Near the center of the fort work continues on what is probably the fort’s first well, built under the direction of Captain John Smith in early 1609. Up until that point, according to colonist George Percy, “our drinke [was] cold water taken out of the River, which was at floud, verie salt, at a low tide full of slime and filth.” Over the last few months one half of the well has been excavated to a depth of about five feet. Currently the other half is also being excavated to that level. Before digging deeper than five feet, a steel casing will be placed in the well to protect the archaeologists. Recent finds include a slate tablet with numerous sketches of flora and fauna, from both the old world and the new, as well as etchings of words, numbers, and human figures (for more on the slate, see our press release), a head from a bill—a type of polearm weapon resembling a halberd—a piece of a compass made from ivory or bone, a spade nosing, and bones from nine different dogs, some of which bear tell-tale butchering marks.

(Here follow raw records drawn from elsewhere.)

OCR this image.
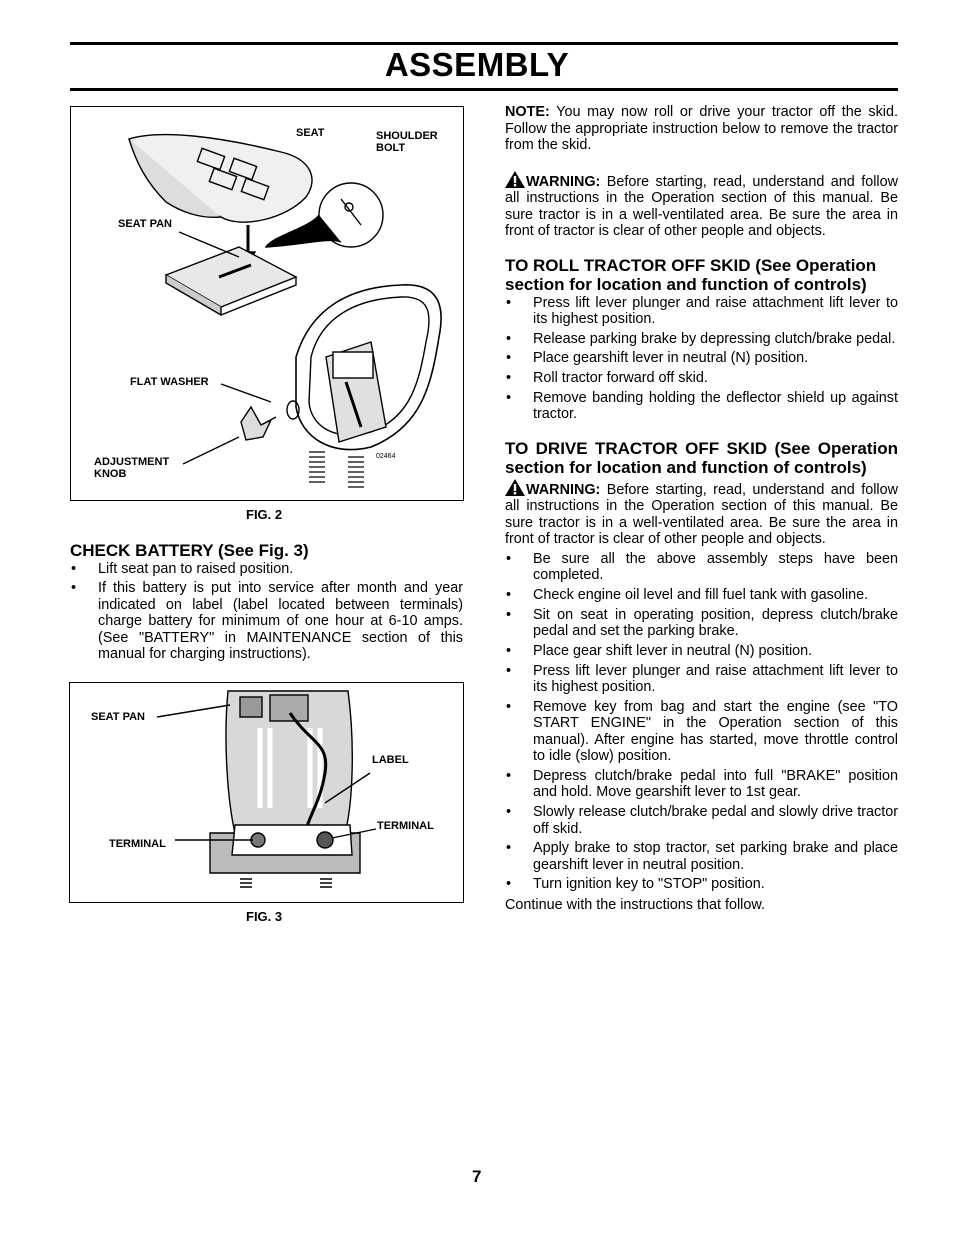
ASSEMBLY
SEAT	SHOULDER
BOLT
SEAT PAN
FLAT WASHER
ADJUSTMENT
KNOB
02464
FIG. 2
CHECK BATTERY (See Fig. 3)
• Lift seat pan to raised position.
• If this battery is put into service after month and year indicated on label (label located between terminals) charge battery for minimum of one hour at 6-10 amps. (See "BATTERY" in MAINTENANCE section of this manual for charging instructions).
SEAT PAN
LABEL
TERMINAL
TERMINAL
FIG. 3

NOTE: You may now roll or drive your tractor off the skid. Follow the appropriate instruction below to remove the tractor from the skid.

WARNING: Before starting, read, understand and follow all instructions in the Operation section of this manual. Be sure tractor is in a well-ventilated area. Be sure the area in front of tractor is clear of other people and objects.

TO ROLL TRACTOR OFF SKID (See Operation section for location and function of controls)
• Press lift lever plunger and raise attachment lift lever to its highest position.
• Release parking brake by depressing clutch/brake pedal.
• Place gearshift lever in neutral (N) position.
• Roll tractor forward off skid.
• Remove banding holding the deflector shield up against tractor.
TO DRIVE TRACTOR OFF SKID (See Operation section for location and function of controls)

WARNING: Before starting, read, understand and follow all instructions in the Operation section of this manual. Be sure tractor is in a well-ventilated area. Be sure the area in front of tractor is clear of other people and objects.

• Be sure all the above assembly steps have been completed.
• Check engine oil level and fill fuel tank with gasoline.
• Sit on seat in operating position, depress clutch/brake pedal and set the parking brake.
• Place gear shift lever in neutral (N) position.
• Press lift lever plunger and raise attachment lift lever to its highest position.
• Remove key from bag and start the engine (see "TO START ENGINE" in the Operation section of this manual). After engine has started, move throttle control to idle (slow) position.
• Depress clutch/brake pedal into full "BRAKE" position and hold. Move gearshift lever to 1st gear.
• Slowly release clutch/brake pedal and slowly drive tractor off skid.
• Apply brake to stop tractor, set parking brake and place gearshift lever in neutral position.
• Turn ignition key to "STOP" position.

Continue with the instructions that follow.

7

Artifacts found in the well so far indicate that it dates to very early in the colony’s history and is most likely the very first well dug in 1609, a probability also evidenced by its location at the center of the fort, which would have presented the colonists in the fort with the most convenient location. The remains of nine dogs and at least one horse—many of which have butchering marks on them—suggest that this well was being used as a trash pit during or shortly after a period in which the colonists were desperately hungry. In normal times, the colonists would not butcher their transportation or their pets and hunting companions for nourishment. It is very possible that these butchered bones are evidence of the “Starving Time” winter of 1609-1610, a period of bitter cold and little food. Relations with the local Indians had turned sour at this point and they refused to trade for food as they had in the past. Colonists venturing outside of the fort in search of food were killed by them. According to Captain John Smith, only 60 of the 215 colonists survived the winter.

Just next to the well is a posthole that matches the existing postholes of the fort’s storehouse, also built in the center of the fort though before the construction of the well. This posthole confirms the width of the storehouse of 16 feet.

baby whistle and teething coral found last month is being conserved and the removal of some of the corrosion has revealed that the object is silver, though with a high copper content. The high copper content allows for the amount of corrosion on the whistle.